Fee Award Does Not Have to be Proportional to Damages Award for Civil Code Section 1717 “Prevailing Party” Purposes.
Here is one which, yet again, reiterates that trial courts have tremendous discretion in determining the “prevailing party” under Civil Code section 1717 as well as the amount of damages to be awarded–which do not have to be proportionate to the damages award.
Monarch Consulting, Inc. v. Karkehabadi, Case No. B214178 (2d Dist., Div. 2 Jan. 6, 2011) (unpublished) concerned a defendant who lost a contract dispute with plaintiff to the tune of $79,267.65 (about half of what plaintiff sought). The trial court then determined plaintiff had prevailed under a contractual fees clause, assessing against defendant a fee award of $261,176.50 plus $22,312.87 in costs.
After losing a merits based appeal of certain issues, defendant challenged the “prevailing party” fee determination of the lower court. That was not persuasive, either.

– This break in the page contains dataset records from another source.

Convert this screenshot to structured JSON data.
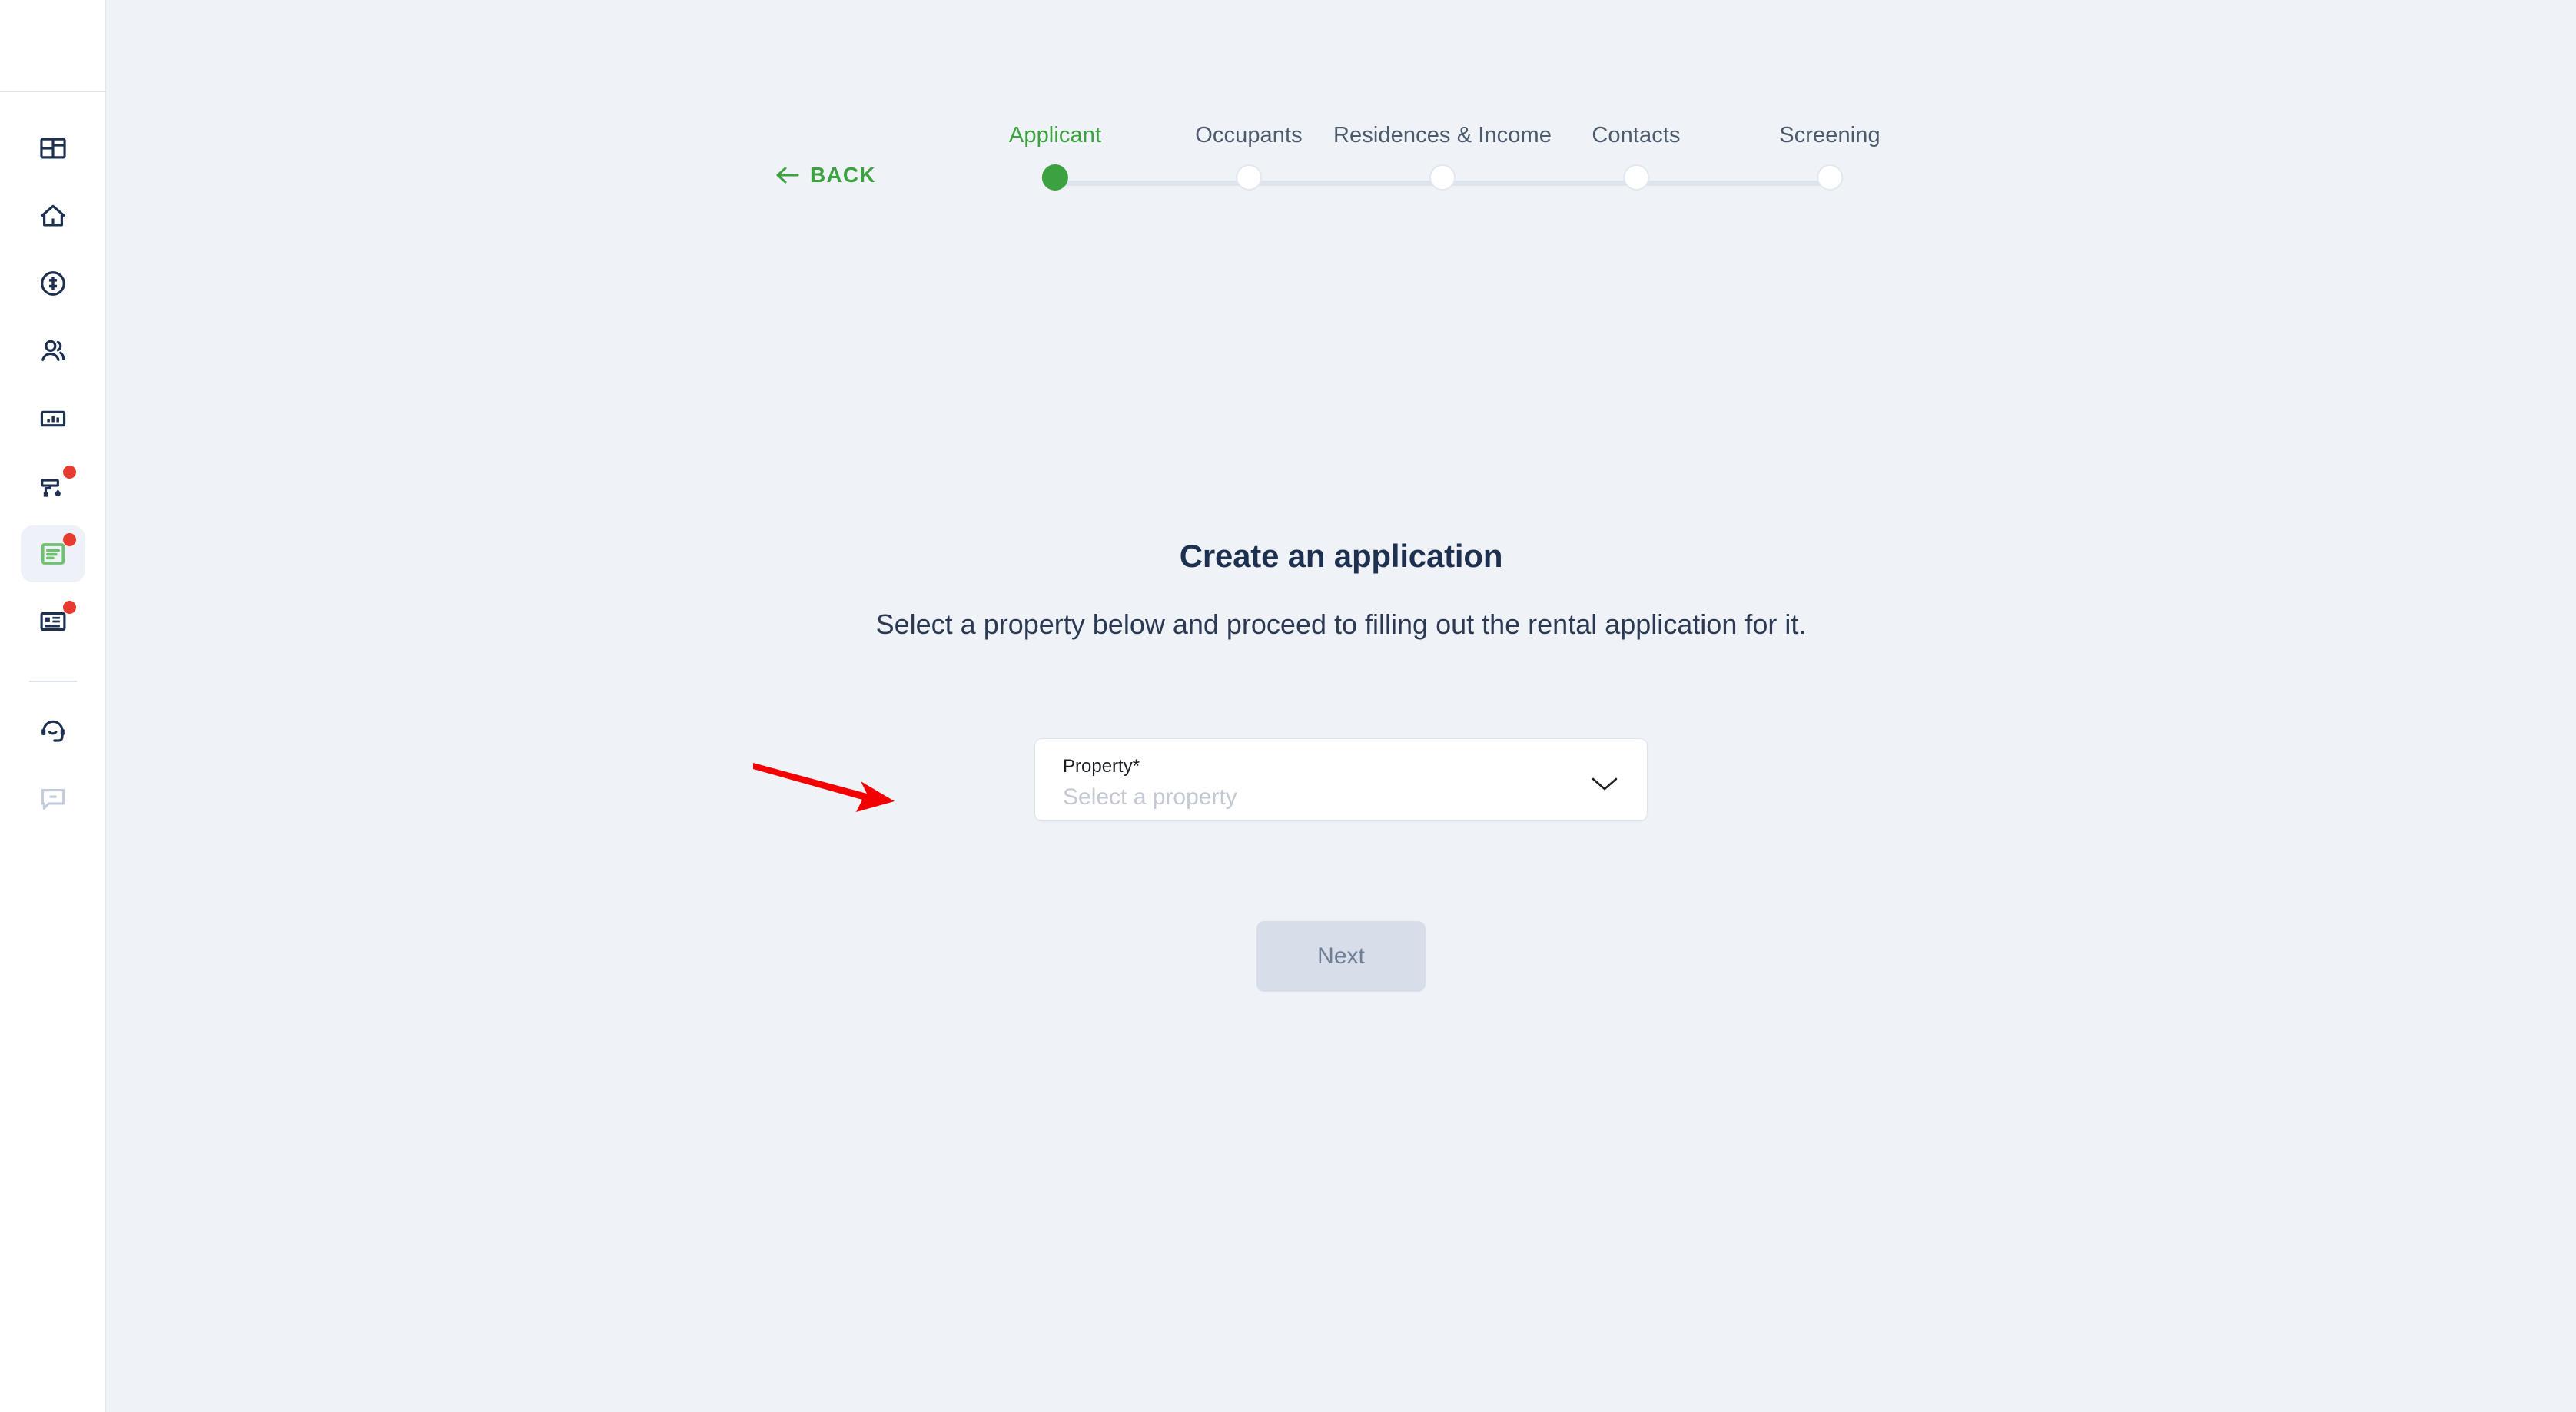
{
  "colors": {
    "accent_green": "#3ba23f",
    "page_background": "#eff2f7",
    "sidebar_background": "#ffffff",
    "heading": "#1d3050",
    "badge_red": "#e63b2e",
    "next_button_bg": "#d7dee9",
    "next_button_text": "#6e7e95",
    "annotation_arrow": "#f40000",
    "step_track": "#dde4ed"
  },
  "sidebar": {
    "items": [
      {
        "icon": "dashboard-grid-icon",
        "active": false,
        "badge": false
      },
      {
        "icon": "home-icon",
        "active": false,
        "badge": false
      },
      {
        "icon": "dollar-circle-icon",
        "active": false,
        "badge": false
      },
      {
        "icon": "people-icon",
        "active": false,
        "badge": false
      },
      {
        "icon": "bar-chart-icon",
        "active": false,
        "badge": false
      },
      {
        "icon": "paint-roller-icon",
        "active": false,
        "badge": true
      },
      {
        "icon": "document-lines-icon",
        "active": true,
        "badge": true
      },
      {
        "icon": "id-card-icon",
        "active": false,
        "badge": true
      }
    ],
    "footer_items": [
      {
        "icon": "headset-support-icon",
        "active": false,
        "badge": false
      },
      {
        "icon": "chat-bubble-icon",
        "active": false,
        "badge": false
      }
    ]
  },
  "header": {
    "back_label": "BACK",
    "back_icon": "arrow-left-icon"
  },
  "stepper": {
    "current_index": 0,
    "steps": [
      {
        "label": "Applicant"
      },
      {
        "label": "Occupants"
      },
      {
        "label": "Residences & Income"
      },
      {
        "label": "Contacts"
      },
      {
        "label": "Screening"
      }
    ]
  },
  "main": {
    "title": "Create an application",
    "subtitle": "Select a property below and proceed to filling out the rental application for it.",
    "property_field": {
      "label": "Property*",
      "placeholder": "Select a property",
      "value": "",
      "chevron_icon": "chevron-down-icon"
    },
    "next_label": "Next"
  },
  "annotation": {
    "type": "red-arrow",
    "points_to": "property-select"
  }
}
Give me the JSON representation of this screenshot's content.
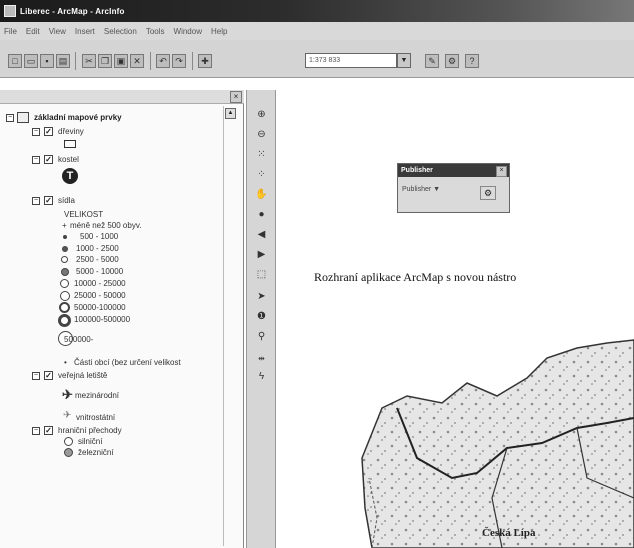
{
  "window": {
    "title": "Liberec - ArcMap - ArcInfo"
  },
  "menu": [
    "File",
    "Edit",
    "View",
    "Insert",
    "Selection",
    "Tools",
    "Window",
    "Help"
  ],
  "toolbar": {
    "scale_value": "1:373 833"
  },
  "toc": {
    "root_label": "základní mapové prvky",
    "layers": [
      {
        "name": "dřeviny"
      },
      {
        "name": "kostel"
      },
      {
        "name": "sídla",
        "field": "VELIKOST",
        "classes": [
          "méně než 500 obyv.",
          "500 - 1000",
          "1000 - 2500",
          "2500 - 5000",
          "5000 - 10000",
          "10000 - 25000",
          "25000 - 50000",
          "50000-100000",
          "100000-500000",
          "500000-",
          "Části obcí (bez určení velikost"
        ]
      },
      {
        "name": "veřejná letiště",
        "classes": [
          "mezinárodní",
          "vnitrostátní"
        ]
      },
      {
        "name": "hraniční přechody",
        "classes": [
          "silniční",
          "železniční"
        ]
      }
    ]
  },
  "floating_toolbar": {
    "title": "Publisher",
    "dropdown": "Publisher ▼"
  },
  "map": {
    "caption": "Rozhraní aplikace ArcMap s novou nástro",
    "city_label": "Česká Lípa"
  }
}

Hsu v. Abbara, 9 Cal.4th 863, 876 (1995) [one of our Leading Cases], which bases prevailing party status on a comparative analysis of the success or failure of litigation objectives by each side, “does not suggest that the trial court’s prevailing party determination need be inflexibly applied based on the monetary award,” preferring instead resort to an “equitable considerations” compass. (Slip Opn., p. 15.) Even though plaintiff did not get every penny that he requested, the lower court was well within its discretion in awarding the fees that it did–especially after a hard fought battle that went to a jury for eventual resolution.